The Electronic Medical Records and Genomics (eMERGE) Network ( is an NIH-funded consortium of five institutions with DNA data linked to electronic medical records. (All of the institutions agreed to contribute their genomic association results to dbGAP at the National Library of Medicine.) The goal of the consortium is to assess the utility of electronic medical records (EMRs) as resources for genomic science. The project includes an ethics component, community engagement, and the use of natural language processing to interpret EMRs. Each institution individually had proposed a genome-wide association study (GWAS) of about 3,000 subjects with a particular phenotype of interest (e.g. type 2 diabetes, cataracts, dementia, heart disease, and peripheral vascular disease) and an associated comparison group.

Several important lessons have been learned from the consortium’s experience. First, patient data, obtained during the normal course of clinical care, has proven to be a valid source for replicating genome-phenome associations that previously had been reported only in carefully qualified research cohorts. Second, although the individual institutions initially thought that they had large enough effect sizes and odds ratios to be adequately powered, in most cases, the entire network was needed to determine genome-wide association. Third, high-quality EMR-derived phenotypes require four elements: codes (including ICD codes, though codes have to be repeated multiple times to gain validity), laboratory-medicine results, medication histories, and natural language processing of physician comments.

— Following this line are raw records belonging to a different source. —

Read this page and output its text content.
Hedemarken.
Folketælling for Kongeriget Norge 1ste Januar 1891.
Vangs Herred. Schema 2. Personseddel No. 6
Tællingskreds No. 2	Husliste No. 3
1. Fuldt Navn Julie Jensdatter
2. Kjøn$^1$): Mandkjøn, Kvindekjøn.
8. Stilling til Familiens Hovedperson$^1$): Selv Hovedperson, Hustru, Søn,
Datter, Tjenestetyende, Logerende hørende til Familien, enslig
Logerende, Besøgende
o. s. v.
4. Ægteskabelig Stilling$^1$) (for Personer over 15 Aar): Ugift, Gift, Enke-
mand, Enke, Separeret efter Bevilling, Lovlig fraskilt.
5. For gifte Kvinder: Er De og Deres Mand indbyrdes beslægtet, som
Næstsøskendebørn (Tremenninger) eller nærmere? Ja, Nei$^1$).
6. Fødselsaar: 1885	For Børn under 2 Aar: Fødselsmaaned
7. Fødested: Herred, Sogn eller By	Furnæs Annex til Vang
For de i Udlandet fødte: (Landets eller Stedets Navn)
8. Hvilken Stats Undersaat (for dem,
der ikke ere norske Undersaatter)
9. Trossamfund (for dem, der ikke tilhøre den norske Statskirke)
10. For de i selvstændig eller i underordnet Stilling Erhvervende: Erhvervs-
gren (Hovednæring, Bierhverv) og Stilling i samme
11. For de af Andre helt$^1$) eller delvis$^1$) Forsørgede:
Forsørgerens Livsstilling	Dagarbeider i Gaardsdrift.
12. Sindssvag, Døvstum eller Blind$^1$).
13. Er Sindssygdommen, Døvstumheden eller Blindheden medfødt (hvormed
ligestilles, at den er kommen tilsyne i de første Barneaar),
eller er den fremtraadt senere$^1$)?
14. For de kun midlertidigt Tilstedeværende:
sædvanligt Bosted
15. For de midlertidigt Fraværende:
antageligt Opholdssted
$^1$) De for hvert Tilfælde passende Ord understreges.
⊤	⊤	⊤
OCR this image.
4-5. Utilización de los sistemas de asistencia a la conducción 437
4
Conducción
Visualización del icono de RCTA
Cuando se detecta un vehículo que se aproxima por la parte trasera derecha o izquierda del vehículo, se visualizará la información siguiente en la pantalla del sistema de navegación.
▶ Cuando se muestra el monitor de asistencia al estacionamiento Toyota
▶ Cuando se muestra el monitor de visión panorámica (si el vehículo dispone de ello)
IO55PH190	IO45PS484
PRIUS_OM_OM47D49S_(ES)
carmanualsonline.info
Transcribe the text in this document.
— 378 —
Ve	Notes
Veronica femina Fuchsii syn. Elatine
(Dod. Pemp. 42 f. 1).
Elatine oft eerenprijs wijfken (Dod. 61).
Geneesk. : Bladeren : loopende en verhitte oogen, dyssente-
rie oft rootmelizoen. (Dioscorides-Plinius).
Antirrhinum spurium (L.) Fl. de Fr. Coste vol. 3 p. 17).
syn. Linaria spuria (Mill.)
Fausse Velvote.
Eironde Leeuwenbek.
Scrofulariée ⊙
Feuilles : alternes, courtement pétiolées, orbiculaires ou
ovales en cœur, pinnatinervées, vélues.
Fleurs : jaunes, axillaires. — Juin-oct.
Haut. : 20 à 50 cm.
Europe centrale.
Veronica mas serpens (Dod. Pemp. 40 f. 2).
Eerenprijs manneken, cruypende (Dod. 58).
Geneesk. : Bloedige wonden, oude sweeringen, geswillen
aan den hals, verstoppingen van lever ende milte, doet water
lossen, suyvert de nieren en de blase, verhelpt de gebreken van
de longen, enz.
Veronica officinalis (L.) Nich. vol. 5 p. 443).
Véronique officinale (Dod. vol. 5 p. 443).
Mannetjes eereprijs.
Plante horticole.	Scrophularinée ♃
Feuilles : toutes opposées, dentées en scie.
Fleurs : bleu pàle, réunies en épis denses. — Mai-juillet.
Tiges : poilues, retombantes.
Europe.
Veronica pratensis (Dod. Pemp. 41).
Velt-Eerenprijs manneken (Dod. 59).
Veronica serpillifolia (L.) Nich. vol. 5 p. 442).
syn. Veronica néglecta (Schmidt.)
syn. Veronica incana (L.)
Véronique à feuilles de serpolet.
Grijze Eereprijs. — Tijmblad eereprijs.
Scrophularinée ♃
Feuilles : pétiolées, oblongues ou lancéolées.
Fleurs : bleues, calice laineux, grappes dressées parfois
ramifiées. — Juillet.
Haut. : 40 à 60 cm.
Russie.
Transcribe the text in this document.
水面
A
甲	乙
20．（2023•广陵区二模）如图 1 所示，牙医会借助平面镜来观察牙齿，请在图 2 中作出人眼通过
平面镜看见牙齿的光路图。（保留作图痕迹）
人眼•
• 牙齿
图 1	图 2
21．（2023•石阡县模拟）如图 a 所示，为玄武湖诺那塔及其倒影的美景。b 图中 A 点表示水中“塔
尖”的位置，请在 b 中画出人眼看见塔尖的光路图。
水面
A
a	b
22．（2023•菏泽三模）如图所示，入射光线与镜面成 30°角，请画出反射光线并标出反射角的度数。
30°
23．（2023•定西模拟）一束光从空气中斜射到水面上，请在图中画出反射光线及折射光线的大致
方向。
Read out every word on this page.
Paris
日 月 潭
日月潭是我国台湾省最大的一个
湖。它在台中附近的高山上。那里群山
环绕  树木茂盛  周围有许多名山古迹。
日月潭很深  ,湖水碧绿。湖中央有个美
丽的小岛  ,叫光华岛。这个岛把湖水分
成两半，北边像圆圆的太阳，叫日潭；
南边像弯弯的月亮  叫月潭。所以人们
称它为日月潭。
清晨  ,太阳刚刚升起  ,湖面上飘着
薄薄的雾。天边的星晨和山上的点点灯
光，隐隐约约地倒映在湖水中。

The ability to extract high-quality phenotypes from narrative text is essential along with codes, laboratory results, and medication histories to get high predictive values. Fourth, although the five electronic medical systems have widely varying structures, coding systems, user interfaces, and users, once validated at one site, the information transported across the network with almost no degradation of its specificity and precision.

Another lesson of critical importance was that the major impediments that the eMERGE Consortium has had to address are policy related, rather than technical. For instance, a particular challenge has been to achieve both meaningful data sharing and respect for patient privacy concerns, while adhering to applicable regulations and laws (Kho et al. 2011; Masys 2011; McGuire et al. 2011) (eMERGE has addressed this issue, in part, by developing a simplified Data Use Agreement—see Appendix D.)